Ich setzte mich an einen geschützten Platz und sah der Arbeit zu. Dabei kam mir die Zeit ins Gedächtnis, wo ich selber Seemann war. Sie erschien mir so weit in der Vergangenheit und doch lag sie erst sechs Jahre zurück. Das Ausholen der Refftaljen, das Aufentern der Leute in den Wanten, ihr Hingleiten auf den schwanken Tauen der Raaen, ihre gegenseitigen Zurufe beim Reffen und Einbinden der Segel, das alles war mir so wohlbekannt und versetzte mich so in meine Seemannszeit, daß mir war, als müßte ich zuspringen und helfen. Doch war ich froh, daß ich das nicht brauchte und beschaulich meine Pfeife rauchen konnte. Als sie ausgebrannt war, stopfte ich mir eine neue, stand auf und schlenderte etwas umher.
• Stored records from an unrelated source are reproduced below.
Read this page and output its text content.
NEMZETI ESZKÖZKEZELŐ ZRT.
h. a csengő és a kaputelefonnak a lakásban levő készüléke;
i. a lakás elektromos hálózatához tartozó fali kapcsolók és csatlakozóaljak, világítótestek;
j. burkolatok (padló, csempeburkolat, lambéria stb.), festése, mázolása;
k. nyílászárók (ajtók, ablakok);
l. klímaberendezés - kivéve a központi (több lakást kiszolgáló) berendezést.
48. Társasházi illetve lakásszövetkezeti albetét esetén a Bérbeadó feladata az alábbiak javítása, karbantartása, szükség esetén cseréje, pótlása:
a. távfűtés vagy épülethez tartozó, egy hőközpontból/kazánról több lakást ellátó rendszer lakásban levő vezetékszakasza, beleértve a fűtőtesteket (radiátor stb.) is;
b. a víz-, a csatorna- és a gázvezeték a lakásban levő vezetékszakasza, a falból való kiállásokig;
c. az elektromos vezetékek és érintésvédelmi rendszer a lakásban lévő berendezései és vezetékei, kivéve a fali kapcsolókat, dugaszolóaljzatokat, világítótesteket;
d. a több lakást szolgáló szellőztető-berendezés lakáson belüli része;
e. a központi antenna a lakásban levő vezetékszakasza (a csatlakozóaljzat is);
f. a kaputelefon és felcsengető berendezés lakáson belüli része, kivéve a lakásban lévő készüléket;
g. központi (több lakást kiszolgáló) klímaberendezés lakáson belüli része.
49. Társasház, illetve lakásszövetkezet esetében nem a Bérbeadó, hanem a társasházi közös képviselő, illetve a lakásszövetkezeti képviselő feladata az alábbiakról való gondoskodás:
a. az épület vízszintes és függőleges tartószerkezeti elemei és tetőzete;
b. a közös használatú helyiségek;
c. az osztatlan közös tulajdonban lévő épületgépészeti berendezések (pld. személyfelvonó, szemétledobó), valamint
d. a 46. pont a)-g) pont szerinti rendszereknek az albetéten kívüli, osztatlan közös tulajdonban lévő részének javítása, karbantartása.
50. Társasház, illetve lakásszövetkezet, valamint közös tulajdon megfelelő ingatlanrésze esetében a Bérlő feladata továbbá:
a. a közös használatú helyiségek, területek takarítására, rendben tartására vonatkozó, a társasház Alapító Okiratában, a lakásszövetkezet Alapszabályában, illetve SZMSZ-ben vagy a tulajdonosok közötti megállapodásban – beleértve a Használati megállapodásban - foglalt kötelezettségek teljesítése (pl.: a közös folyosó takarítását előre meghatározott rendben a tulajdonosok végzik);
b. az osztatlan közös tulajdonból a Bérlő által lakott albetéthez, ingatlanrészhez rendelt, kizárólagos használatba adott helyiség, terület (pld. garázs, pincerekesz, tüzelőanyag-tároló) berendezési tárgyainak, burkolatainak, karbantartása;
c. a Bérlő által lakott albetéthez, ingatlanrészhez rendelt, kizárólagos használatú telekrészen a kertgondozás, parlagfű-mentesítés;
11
Das Land nach Steuerbord war nur noch hier und da an flimmernden Punkten zu erkennen, die vielleicht aus einer Stadt oder einem Dorf kamen. Fern über der Backbordseite blinkte das Licht eines französischen Leuchtturms.

Da ich Stimmen aus dem Salon hörte, trat ich an das Oberlicht und blickte hinunter. Ich sah, wie sich soeben der Kapitän an den Tisch setzte und der Oberst sich ihm zugesellte. Bald darauf stellte ein Steward einen kleinen dampfenden Kessel, eine Flasche Rum und mehrere Gläser auf das vor den beiden schwebende Hängebrett. Das sah ganz gemütlich aus und ich würde mich gern zu ihnen gesetzt haben, wenn mir nicht der Oberst so unsympathisch und ich augenblicklich nicht lieber allein gewesen wäre, da mir das Herz noch schwer war vom Abschied von all den Lieben, die ich vielleicht zum letztenmal gesehen hatte. So blieb ich also oben und betrachtete Kapitän Keeling, von dem ich! bei Tage noch wenig gesehen hatte, weil er erst gegen Abend, nach Abgang des Lotsen, zum Vorschein gekommen war. Nach allem, was ich an Land schon von ihm gehört hatte, sah ich ihn mit besonderem Interesse an. Er genoß einen großen Ruf unter den Reedern, weil er einst sein Schiff in der Bai von Bengalen gegen eine stark bemannte Seeräuberbrigg tapfer verteidigt und glücklich gerettet hatte. Diese Tat hatte ihn zu einem berühmten Mann gemacht, und sowohl von der Reederei wie auch von seinen Passagieren war er mit kostbaren Ehrengaben überschüttet worden. Er mochte etwa sechzig Jahre alt sein; hoch gewachsen und von kräftiger Gestalt erschien er als das Vorbild eines Seemanns. Seit fünfundvierzig Jahren auf allen Meeren heimisch, hatten Klima und Stürme seinem Gesicht ein rotgebräuntes, wettergehärtetes Aussehen gegeben. Sein kurz geschorenes Haar war silberweiß, ebenso ein schmaler Streifen kurz gehaltenen Backenbartes, der sich von den Ohren bis zur Mitte der Wangen herabzog. Er hatte eine etwas stulpige Nase von bläulichroter Färbung. Seine kleinen, tiefliegenden Augen wurden fast verdeckt von buschigen, silbernen Augenbrauen. Er trug einen dunkelblauen Ueberrock mit goldenen Knöpfen, schwarzem Sammetkragen und ebensolchen Aermelaufschlägen. Den Hals umschloß eine schwarze, mit einer kostbaren Nadel geschmückte Atlasbinde, aus welcher hohe, spitze Vatermörder ragten, die ihn nötigten, den Kopf in steifer militärischer Haltung zu tragen.

Er mußte mein Anstarren wohl gemerkt haben, denn er hob plötzlich den Kopf nach dem Oberlicht. Dies veranlaßte mich, weiter zu schreiten. Ich stieg wieder auf das Kampanjedeck, um noch einen Blick auf die See zu werfen.